Le paradis n'est pas un lieu en un quelconque endroit de la terre, couvert d'arbres, mais il est spirituel, ensemencé avec les germes des vertus, planté dans la nature humaine. Au début, l'esprit de la chair en l'homme était en pleine communion avec l'Esprit de Dieu dans son âme. Nous retrouvons cette vérité dans ces paroles de l'apôtre Paul: «Mais celui qui est uni au Seigneur, est un même esprit avec Lui... Ne savez-vous pas que votre corps est le temple du Saint Esprit, qui est en vous, et que vous avez de Dieu?» (1 Cor. 6:17,19); «C'est ce même Esprit qui rend témoignage avec notre esprit, que nous sommes enfants de Dieu» (Rom. 8:16). Dans cette union primordiale de l'Esprit de Dieu à l'esprit de l'homme avant la chute, l'âme fut ainsi un «jardin de délices» (délices = Éden) inspirée des fruits divins de l'arbre de la vie.
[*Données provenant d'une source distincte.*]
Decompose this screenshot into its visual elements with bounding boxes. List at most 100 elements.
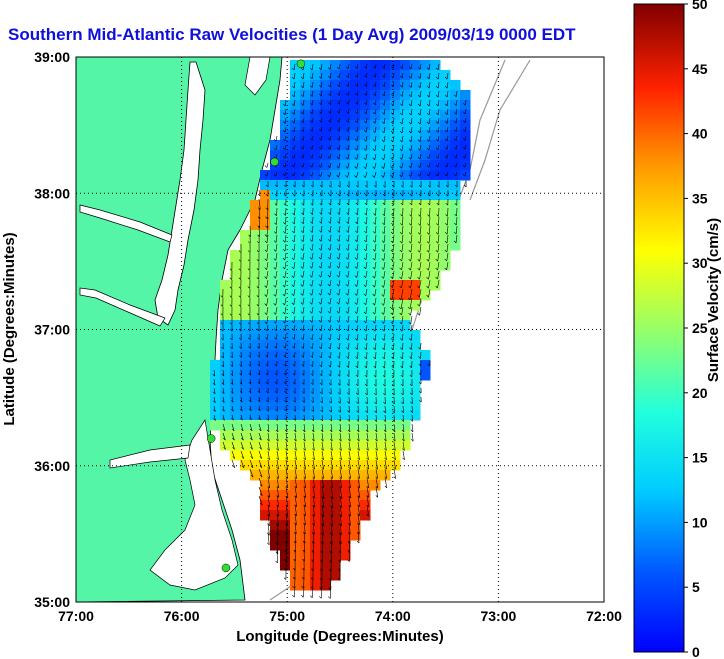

Par analogie nous comprenons que l'arbre de la vie est Christ mort sur la croix pour donner la vie à ses élus. Avant même que la Chute se produisit, Dieu offrait à l'homme un moyen de rédemption, ce qui nous indique que la Chute avait été prédestiné et assuré. Dans cet aspect, l'arbre de la vie représente l'Esprit de Dieu en pleine communions avec l'esprit de l'homme dans son état d'innocence et de dépendance avant la Chute. Mais l'arbre de la science du bien et du mal représente l'esprit de la chair dans un état de rébellion et d'indépendance. Il se rapporte à la nature humaine latente qui devait être éveillée en l'homme, afin d'assurer la Chute ainsi que la rédemption et la réprobation. Bref, l'arbre de la vie est la nature divine, l'arbre de la mort est la nature humaine. Le mot «arbre» ou «ets» provient du mot «atsah» et signifie «fermer» dans le sens «d'assurer». Les arbres dans le jardin d'Éden représentent les assurances des promesses de Dieu. Ce que Dieu dit, il le fait, Dieu n'est pas un homme pour mentir, il est la pure vérité. Ainsi en Éden l'homme fait face pour la première fois à un choix libre, mais cette capacité doit attendre le réveil de sa conscience à la fragilité et l'infériorité de sa nature humaine pour engendrer la Chute, ce qui ne tarda pas à se produire.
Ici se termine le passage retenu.